No dia inaugural da edição de 2025 do torneio, a primeira a lidar com um sentimento de perda, de quase orfandade, após a retirada do espanhol, Roland-Garros aprontou uma sedução ao choro e um intenso cortejo à emoção. Exatos 20 anos depois da sua estreia na prova, a organização convidou Rafael Nadal a estar em Paris, na sua casa emprestada, para pisar o seu pó de tijolo, dizendo-lhe que iria inaugurar uma placa plantada no campo em sua honra, crescendo o seu nariz de Pinóquio por lhe garantir que a homenagem lá ficaria apenas este ano.

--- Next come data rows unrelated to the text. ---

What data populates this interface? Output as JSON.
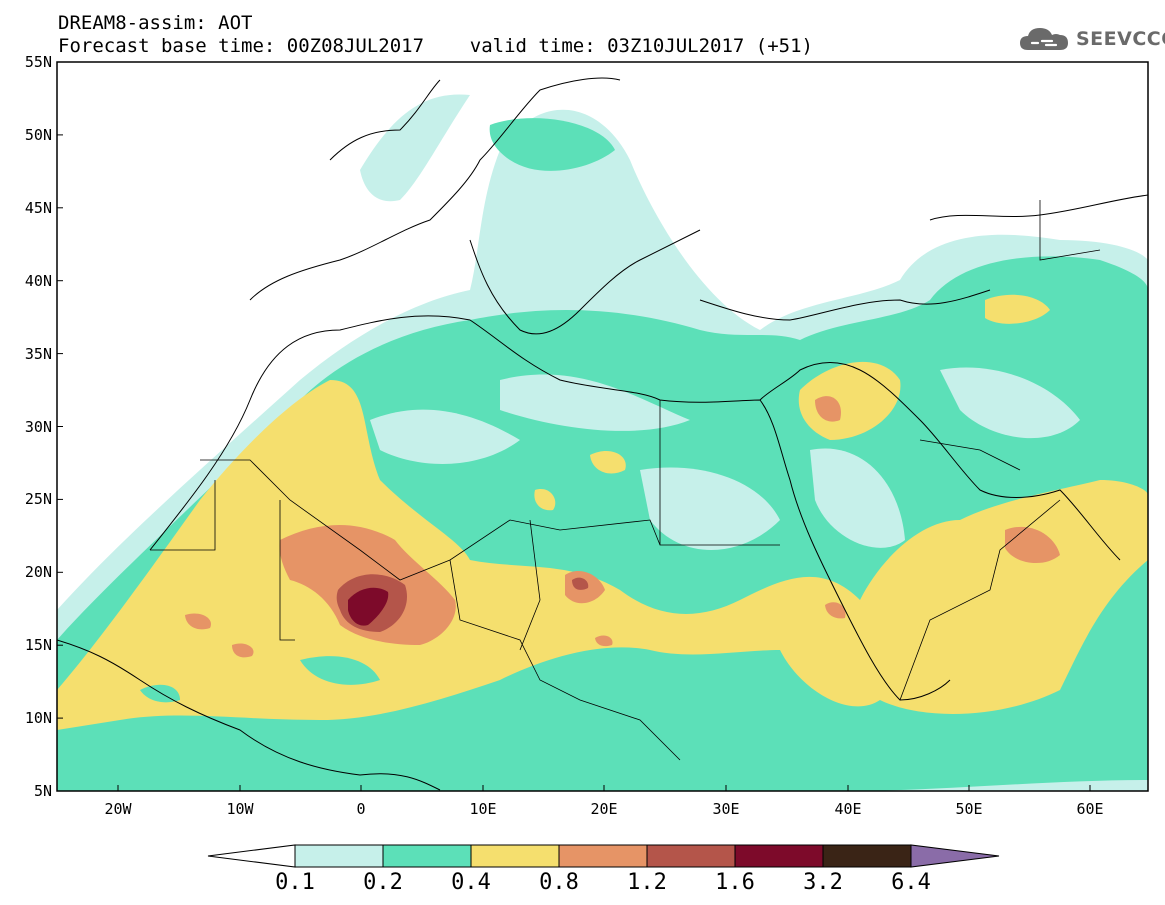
{
  "title_line1": "DREAM8-assim: AOT",
  "title_line2": "Forecast base time: 00Z08JUL2017    valid time: 03Z10JUL2017 (+51)",
  "logo_text": "SEEVCCC",
  "lat_labels": [
    "55N",
    "50N",
    "45N",
    "40N",
    "35N",
    "30N",
    "25N",
    "20N",
    "15N",
    "10N",
    "5N"
  ],
  "lon_labels": [
    "20W",
    "10W",
    "0",
    "10E",
    "20E",
    "30E",
    "40E",
    "50E",
    "60E"
  ],
  "colorbar": {
    "labels": [
      "0.1",
      "0.2",
      "0.4",
      "0.8",
      "1.2",
      "1.6",
      "3.2",
      "6.4"
    ],
    "colors": [
      "#c6f0ea",
      "#5ce0b8",
      "#f5df6e",
      "#e69466",
      "#b4554a",
      "#7d0a2a",
      "#3a2416",
      "#8a6ca8"
    ]
  }
}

Mas não, é suposto ser infinita, quedar-se na terra como imóvel no ar ficou a estátua de Rafael Nadal já inaugurada, há uns anos, à entrada do complexo de Roland-Garros. Foi uma mentira cheia de verdade.

No domingo, o maior torneio da terra batida puxou à lágrima com a cerimónia montada para a vénia suprema ao tenista que o conquistou por 14 vezes, nove dessas vezes entre 2005 e 2014, ao mito que ganhou 112 dos 116 jogos feitos por lá, que era dono dos contornos e características mais confundíveis com as condições de uma prova, tão aptas para a dominar que só falta a Roland-Garros batizar de Rafael Nadal todos os campos que o compõem. A boniteza do momento perdurará: um dos palcos maiores de uma modalidade a reconhecer o mítico lastro deixado por quem mais o elevou com vitórias.

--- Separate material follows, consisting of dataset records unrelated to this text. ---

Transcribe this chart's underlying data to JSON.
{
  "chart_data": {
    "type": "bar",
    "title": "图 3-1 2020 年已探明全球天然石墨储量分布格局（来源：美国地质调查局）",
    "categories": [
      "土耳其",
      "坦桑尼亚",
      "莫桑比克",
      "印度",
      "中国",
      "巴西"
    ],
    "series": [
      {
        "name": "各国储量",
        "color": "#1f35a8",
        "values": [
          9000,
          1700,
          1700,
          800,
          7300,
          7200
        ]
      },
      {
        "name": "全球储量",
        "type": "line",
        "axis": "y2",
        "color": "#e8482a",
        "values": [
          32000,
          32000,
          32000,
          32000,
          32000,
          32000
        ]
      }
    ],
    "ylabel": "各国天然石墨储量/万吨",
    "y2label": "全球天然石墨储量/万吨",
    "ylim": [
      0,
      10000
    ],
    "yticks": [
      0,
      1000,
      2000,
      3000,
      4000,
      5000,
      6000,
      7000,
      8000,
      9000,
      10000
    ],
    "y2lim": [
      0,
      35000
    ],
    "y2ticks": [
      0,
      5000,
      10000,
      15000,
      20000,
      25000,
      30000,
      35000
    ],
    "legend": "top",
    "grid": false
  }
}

Mas não pode ter sido apenas nisso. Não é por, quase sempre, ter parecido invencível que Rafael Nadal mereceu que a sua pegada fique literalmente cravada no court do Philippe Chatrier, seria por demais redutor cingir o que aconteceu em Paris ao seu registo de raquete na mão - dignarem-se a aparecer os três maiores rivais que teve na carreira para também eles estimarem o que foi, é e será Nadal para o ténis. Especialmente terno foi o abraço dado a Roger Federer, retribuidor da gentileza quase fraterna que o espanhol lhe prestou há uns anos, na sua própria despedida, mas não menos especial foi a presença de Andy Murray, o mais humano dos ‘Big 4’, nem a de Novak Djokovic, o único dos grandes que projetaram o ténis para lá da atmosfera que ainda não deu descanso à raquete.

Estarem os quatro presentes provou, não que fosse necessário, a grandeza de Rafael Nadal, escancarando o que devia ser evidente no desporto, em qualquer modalidade: elogiar a magnificência de um adversário ou rival nunca belisca a nossa, não diminui o que valemos. Quanto muito, aumenta. E na homenagem que faltava ao espanhol, uma assim em esteroides, carregada de simbolismo e significado, os maiores nomes da melhor geração do ténis mostraram como se faz. Como não é difícil admirar quem lutou pelo mesmo e num determinado palco foi consistentemente o melhor.